The statistics in Karamoja are also particularly worrying in the field of education/schooling: in the Moroto district, a literacy rate of 13% is reported, with 80% of enrolled children dropping out of primary school before its completion.
Because of the very close correlation between the presence of food at school and school attendance/ dropout, it becomes a key factor to guarantee the best possible conditions for the daily school meal - identified as a positive factor even by those families who, due to culture and poverty of means, struggle to recognise the importance of school for their children and risk replicating the circle of exclusion.
Our commitment
For years, thanks to the invaluable work of the Associazione Gruppi ‘Insieme si Può... ’, we have been committed to fighting hunger in Karamoja and ensuring school attendance for the children living there. By combining these two objectives, projects for the development of school gardens and the provision of richer and healthier school meals are being implemented in several schools in Moroto.

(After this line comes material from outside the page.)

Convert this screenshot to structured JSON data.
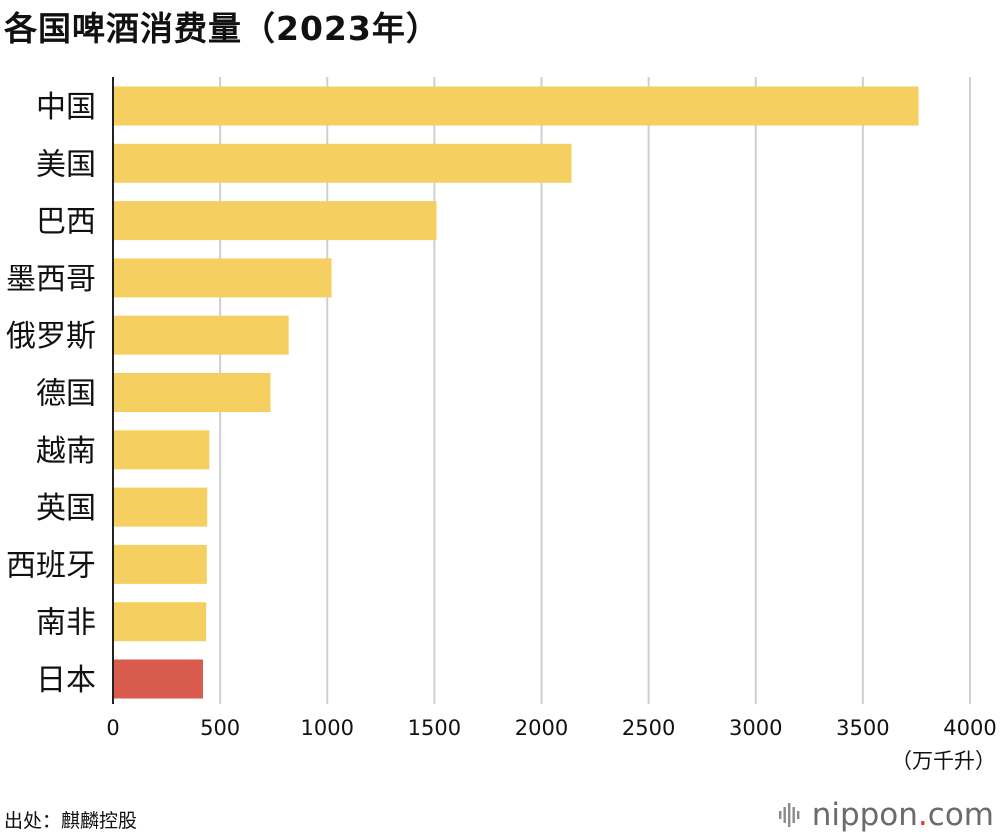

The project launched in January 2024 in at least 6 schools in Moroto is making it possible to:
- Train pupils, teachers, parents and the community on agroforestry techniques and good practices;
- Distribute agricultural tools, seedlings and seeds to schools and communities to develop school and community gardens;
- Repair school rainwater harvesting systems to ensure access to a water source;
- Initiate awareness-raising on the importance of a healthy and balanced diet (possible thanks to what is grown) with the support of a nutritionist, so that meals eaten at school and at home no longer consist solely of beans and polenta/rice (as is the custom in the region);
- Forming and accompanying community-based savings groups, which ensure the sustainability of the intervention by allowing parents and communities to save what they earn from the proceeds of the gardens and reinvest it in the education and basic needs of their children and families.
This project will boost school attendance of Karimojon children and improve and enrich the diet of local schools and communities, ensuring greater self-sufficiency and food security.